In the town hall, Biden was referencing a data point from the Center for Economic and Policy Research, a progressive think tank, the White House told CNN. It looked at what the federal minimum wage would be if it kept up with productivity growth. The answer: $24 an hour.

Dean Baker, the center’s senior economist who crunched the numbers, said he is not suggesting that the minimum wage should be raised to that level, which would cause serious disruptions to the job market and economy.

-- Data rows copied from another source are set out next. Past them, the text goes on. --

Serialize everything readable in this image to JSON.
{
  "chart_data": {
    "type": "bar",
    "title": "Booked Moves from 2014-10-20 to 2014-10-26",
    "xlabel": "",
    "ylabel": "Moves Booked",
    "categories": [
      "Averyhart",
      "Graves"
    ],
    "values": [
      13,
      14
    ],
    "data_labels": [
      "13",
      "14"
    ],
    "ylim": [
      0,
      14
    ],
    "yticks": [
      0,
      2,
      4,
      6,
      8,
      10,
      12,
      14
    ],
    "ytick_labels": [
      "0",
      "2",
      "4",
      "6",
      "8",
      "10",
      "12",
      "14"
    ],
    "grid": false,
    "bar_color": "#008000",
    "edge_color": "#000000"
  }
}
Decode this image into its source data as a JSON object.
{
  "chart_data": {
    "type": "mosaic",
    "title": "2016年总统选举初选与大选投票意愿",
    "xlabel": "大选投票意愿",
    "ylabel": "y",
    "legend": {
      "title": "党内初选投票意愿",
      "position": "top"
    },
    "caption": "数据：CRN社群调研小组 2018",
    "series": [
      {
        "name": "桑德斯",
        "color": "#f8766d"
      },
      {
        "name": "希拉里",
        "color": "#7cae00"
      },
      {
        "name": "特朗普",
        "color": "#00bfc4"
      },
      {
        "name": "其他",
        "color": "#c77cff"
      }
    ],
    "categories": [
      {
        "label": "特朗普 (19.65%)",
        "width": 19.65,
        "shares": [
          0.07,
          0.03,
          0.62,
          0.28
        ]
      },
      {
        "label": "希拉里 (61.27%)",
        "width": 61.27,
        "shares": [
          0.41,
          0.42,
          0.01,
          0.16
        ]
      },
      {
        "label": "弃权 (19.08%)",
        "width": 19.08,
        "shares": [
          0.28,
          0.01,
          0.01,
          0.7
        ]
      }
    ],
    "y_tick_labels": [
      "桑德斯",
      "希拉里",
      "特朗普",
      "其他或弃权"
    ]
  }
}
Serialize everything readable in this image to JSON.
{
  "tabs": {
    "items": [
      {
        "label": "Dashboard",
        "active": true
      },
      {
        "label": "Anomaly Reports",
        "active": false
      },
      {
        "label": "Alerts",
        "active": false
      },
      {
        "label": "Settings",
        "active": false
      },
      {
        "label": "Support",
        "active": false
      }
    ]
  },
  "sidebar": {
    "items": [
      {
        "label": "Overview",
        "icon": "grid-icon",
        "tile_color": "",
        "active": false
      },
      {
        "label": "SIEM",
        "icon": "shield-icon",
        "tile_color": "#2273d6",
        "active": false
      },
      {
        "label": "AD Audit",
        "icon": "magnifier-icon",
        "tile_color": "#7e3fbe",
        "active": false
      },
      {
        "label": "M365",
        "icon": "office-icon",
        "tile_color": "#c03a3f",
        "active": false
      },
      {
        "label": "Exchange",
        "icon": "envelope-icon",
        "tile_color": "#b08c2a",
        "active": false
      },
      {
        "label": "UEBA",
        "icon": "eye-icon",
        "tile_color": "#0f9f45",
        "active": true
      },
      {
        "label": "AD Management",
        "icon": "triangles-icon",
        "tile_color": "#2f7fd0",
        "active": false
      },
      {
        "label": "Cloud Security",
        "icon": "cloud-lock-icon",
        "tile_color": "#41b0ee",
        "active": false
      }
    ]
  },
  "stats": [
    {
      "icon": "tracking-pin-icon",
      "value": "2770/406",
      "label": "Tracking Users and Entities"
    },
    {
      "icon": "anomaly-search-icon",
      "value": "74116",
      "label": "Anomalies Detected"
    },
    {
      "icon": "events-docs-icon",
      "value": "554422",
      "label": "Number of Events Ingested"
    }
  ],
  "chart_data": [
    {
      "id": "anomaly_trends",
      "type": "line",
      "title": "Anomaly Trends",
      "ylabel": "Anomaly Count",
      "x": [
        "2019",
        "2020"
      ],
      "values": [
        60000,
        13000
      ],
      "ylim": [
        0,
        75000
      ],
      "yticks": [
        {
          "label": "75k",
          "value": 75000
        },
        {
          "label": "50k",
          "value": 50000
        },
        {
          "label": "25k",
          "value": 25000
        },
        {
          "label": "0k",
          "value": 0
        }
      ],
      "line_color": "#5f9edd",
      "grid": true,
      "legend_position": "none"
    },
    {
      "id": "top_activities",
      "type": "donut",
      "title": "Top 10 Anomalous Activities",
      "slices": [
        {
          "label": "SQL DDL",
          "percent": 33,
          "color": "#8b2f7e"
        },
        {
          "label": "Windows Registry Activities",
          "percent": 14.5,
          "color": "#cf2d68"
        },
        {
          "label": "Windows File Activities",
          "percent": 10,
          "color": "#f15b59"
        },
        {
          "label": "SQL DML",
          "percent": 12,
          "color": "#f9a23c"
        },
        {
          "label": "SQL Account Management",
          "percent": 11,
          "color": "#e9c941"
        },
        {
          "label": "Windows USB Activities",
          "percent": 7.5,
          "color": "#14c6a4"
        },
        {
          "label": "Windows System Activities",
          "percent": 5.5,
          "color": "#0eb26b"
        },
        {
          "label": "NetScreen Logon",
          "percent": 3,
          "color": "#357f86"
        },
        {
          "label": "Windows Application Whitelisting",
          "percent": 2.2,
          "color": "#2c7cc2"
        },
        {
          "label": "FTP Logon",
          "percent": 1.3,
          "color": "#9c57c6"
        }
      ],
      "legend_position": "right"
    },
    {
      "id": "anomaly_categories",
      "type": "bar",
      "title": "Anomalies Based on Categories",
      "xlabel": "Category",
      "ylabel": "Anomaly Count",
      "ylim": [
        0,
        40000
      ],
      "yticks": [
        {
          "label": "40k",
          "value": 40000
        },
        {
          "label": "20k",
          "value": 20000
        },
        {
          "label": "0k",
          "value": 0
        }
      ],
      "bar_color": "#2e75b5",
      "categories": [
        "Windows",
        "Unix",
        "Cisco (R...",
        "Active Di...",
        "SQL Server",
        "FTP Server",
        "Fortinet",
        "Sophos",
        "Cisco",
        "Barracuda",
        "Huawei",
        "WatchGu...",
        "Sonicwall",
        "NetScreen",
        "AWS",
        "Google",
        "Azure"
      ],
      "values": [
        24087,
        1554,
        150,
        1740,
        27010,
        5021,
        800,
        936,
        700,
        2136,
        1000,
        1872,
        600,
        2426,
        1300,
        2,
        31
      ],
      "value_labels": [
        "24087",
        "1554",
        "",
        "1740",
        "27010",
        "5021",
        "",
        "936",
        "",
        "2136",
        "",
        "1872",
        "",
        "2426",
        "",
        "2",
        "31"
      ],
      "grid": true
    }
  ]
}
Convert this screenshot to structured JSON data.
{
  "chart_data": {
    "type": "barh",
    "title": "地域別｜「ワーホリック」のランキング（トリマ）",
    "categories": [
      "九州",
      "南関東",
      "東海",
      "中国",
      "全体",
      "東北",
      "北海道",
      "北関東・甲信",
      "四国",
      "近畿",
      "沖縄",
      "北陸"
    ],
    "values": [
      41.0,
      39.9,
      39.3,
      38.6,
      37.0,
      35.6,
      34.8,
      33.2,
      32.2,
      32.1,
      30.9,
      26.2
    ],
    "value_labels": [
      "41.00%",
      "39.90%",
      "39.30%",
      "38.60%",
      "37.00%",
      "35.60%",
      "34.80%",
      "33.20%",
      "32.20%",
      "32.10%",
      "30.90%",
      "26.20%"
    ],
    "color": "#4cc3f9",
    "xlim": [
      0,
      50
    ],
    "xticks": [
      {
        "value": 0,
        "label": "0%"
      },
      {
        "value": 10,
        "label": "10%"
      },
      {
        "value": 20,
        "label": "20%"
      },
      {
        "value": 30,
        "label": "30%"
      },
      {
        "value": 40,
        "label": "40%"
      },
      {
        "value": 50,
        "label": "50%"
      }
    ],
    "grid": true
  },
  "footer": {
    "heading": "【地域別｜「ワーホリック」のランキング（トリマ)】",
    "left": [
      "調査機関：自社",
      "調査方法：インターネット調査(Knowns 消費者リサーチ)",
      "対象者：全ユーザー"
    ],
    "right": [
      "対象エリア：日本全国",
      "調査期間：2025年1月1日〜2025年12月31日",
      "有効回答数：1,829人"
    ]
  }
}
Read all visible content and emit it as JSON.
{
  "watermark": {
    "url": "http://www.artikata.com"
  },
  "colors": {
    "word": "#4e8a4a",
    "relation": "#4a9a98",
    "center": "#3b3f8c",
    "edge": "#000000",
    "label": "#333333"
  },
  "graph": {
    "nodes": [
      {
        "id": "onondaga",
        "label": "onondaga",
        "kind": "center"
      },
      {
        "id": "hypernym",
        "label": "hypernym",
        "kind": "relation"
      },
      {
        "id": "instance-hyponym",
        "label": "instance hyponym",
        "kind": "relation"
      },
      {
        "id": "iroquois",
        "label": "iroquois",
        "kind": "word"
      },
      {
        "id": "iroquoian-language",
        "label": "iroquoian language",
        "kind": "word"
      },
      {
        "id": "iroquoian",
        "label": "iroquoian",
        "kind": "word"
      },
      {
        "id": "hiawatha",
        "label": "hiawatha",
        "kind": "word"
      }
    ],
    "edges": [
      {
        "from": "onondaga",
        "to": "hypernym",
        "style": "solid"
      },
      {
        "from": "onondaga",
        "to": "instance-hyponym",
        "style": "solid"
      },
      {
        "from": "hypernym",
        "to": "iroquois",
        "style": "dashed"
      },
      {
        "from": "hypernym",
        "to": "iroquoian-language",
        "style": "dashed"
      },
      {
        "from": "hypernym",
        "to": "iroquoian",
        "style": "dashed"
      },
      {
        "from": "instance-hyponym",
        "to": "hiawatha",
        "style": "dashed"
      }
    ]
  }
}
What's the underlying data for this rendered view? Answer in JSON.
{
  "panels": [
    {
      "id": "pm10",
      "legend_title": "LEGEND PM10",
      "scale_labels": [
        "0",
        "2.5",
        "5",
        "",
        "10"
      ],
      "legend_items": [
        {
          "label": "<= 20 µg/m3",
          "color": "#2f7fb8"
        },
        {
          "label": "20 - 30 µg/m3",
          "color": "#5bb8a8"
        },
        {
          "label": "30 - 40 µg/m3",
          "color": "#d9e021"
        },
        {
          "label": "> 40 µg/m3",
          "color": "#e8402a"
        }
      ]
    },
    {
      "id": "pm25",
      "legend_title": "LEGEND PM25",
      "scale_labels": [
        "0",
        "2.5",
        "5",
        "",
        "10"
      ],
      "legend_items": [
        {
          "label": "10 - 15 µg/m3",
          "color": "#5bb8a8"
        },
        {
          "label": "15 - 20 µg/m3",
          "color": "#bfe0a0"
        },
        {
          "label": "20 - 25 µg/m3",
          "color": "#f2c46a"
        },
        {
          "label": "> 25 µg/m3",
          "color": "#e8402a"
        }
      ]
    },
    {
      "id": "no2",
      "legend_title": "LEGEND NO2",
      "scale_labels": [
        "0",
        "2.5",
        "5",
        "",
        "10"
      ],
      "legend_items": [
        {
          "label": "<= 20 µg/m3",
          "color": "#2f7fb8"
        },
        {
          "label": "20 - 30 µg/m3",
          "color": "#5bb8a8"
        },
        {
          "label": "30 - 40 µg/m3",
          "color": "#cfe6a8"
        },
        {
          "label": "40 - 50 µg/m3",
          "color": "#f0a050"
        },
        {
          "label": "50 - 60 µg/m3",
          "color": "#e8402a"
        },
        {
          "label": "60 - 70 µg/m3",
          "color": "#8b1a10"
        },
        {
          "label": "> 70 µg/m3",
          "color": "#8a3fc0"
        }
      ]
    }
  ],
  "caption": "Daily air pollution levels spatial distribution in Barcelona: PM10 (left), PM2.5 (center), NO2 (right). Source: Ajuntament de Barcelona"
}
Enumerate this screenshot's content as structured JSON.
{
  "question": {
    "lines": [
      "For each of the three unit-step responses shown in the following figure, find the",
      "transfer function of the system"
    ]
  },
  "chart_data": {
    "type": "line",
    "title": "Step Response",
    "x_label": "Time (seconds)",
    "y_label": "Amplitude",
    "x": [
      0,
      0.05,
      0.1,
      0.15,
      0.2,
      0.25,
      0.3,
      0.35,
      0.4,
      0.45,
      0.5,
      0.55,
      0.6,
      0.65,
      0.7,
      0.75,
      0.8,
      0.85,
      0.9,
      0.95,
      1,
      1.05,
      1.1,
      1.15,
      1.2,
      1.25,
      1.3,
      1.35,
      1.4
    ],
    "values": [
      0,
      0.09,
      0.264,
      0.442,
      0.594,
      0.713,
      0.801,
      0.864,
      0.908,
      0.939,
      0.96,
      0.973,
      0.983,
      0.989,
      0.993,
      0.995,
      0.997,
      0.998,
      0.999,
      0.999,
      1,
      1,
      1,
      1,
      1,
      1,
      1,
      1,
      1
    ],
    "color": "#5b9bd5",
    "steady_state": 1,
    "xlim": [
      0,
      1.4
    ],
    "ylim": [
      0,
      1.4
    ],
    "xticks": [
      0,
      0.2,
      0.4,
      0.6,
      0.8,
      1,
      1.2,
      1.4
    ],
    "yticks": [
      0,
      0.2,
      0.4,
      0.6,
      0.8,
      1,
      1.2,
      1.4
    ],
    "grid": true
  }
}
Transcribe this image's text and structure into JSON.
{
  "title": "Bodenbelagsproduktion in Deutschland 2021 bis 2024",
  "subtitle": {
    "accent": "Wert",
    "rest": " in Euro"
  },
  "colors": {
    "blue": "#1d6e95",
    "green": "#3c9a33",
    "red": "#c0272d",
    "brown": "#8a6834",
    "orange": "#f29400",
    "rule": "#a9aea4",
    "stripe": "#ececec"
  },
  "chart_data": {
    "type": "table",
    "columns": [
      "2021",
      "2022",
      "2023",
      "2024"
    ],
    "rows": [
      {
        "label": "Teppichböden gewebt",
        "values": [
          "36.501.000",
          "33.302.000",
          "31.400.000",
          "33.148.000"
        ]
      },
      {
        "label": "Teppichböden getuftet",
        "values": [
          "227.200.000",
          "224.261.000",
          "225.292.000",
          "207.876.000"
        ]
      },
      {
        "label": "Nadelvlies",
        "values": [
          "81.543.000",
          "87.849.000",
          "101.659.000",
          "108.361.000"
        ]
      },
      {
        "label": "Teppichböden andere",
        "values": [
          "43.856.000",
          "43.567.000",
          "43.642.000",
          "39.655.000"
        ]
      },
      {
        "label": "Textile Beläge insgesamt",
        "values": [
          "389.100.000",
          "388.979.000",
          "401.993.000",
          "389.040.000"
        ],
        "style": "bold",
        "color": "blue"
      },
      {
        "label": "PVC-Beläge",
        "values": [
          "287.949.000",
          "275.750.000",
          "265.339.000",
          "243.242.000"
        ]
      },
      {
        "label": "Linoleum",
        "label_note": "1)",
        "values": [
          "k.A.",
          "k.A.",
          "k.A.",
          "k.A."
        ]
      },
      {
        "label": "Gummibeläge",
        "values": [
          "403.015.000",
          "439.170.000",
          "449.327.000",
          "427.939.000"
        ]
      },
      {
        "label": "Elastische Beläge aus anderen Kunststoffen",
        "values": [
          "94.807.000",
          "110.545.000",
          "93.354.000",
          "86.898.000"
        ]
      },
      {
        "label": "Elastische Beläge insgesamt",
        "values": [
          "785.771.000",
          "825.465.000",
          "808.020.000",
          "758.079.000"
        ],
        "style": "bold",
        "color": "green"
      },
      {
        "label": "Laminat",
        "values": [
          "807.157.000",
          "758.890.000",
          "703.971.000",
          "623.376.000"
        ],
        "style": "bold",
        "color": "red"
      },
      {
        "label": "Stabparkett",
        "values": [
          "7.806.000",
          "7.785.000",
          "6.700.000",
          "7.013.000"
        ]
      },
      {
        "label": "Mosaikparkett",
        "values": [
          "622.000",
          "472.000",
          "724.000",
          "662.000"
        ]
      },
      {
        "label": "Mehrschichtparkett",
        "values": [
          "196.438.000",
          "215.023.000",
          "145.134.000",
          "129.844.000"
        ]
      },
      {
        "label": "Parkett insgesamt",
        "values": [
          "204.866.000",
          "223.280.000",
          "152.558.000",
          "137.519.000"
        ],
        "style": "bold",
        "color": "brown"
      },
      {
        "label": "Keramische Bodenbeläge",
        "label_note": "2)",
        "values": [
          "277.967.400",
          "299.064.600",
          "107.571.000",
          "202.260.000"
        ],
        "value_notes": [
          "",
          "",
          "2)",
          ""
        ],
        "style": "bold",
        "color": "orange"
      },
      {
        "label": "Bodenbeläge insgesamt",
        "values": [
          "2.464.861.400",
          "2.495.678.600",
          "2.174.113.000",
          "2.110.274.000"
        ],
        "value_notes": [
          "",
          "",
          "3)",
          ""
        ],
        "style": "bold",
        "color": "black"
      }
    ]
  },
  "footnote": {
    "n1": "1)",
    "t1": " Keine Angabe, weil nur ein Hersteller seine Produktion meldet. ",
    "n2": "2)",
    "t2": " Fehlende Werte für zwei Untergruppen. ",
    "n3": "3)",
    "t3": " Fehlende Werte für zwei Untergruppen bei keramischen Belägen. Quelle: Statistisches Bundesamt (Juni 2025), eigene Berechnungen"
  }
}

But he thinks it’s important to point out how the two diverged more than 50 years ago.

For the first three decades after the minimum wage was established in 1938, it roughly kept pace with average wage and with productivity growth, rising from 25 cents at the outset to $1.60 in 1968. That buoyed workers at the bottom of the income scale along with the rest of the labor force.

But since then, the minimum wage has greatly lagged productivity growth — yet another indicator of the spike in income inequality in the US in recent decades.

“No one thought we were crazy in the ’40s, ’50s and ’60s when we were having the minimum wage rise in step with productivity,” Baker said, noting the increases were bipartisan. “It’s a reasonable thing to say, society is getting richer, you have workers — custodians cleaning toilets and dishwashers — those people should share in it, as well.”

Inflation has also squeezed workers

Inflation has also been eating away at the buying power of the federal minimum wage for the last few decades.

The wage hit its peak in inflation-adjusted terms in 1968 at just over $12. Though it has been raised 14 times since then, it has not kept pace with the cost of living. The current nearly 12-year stretch is the longest it’s gone without a boost.

That means minimum wage workers are getting poorer over time, said Josh Bivens, director of research at the left-leaning Economic Policy Institute.

“Every year that Congress does not raise it, people get a pay cut,” he said.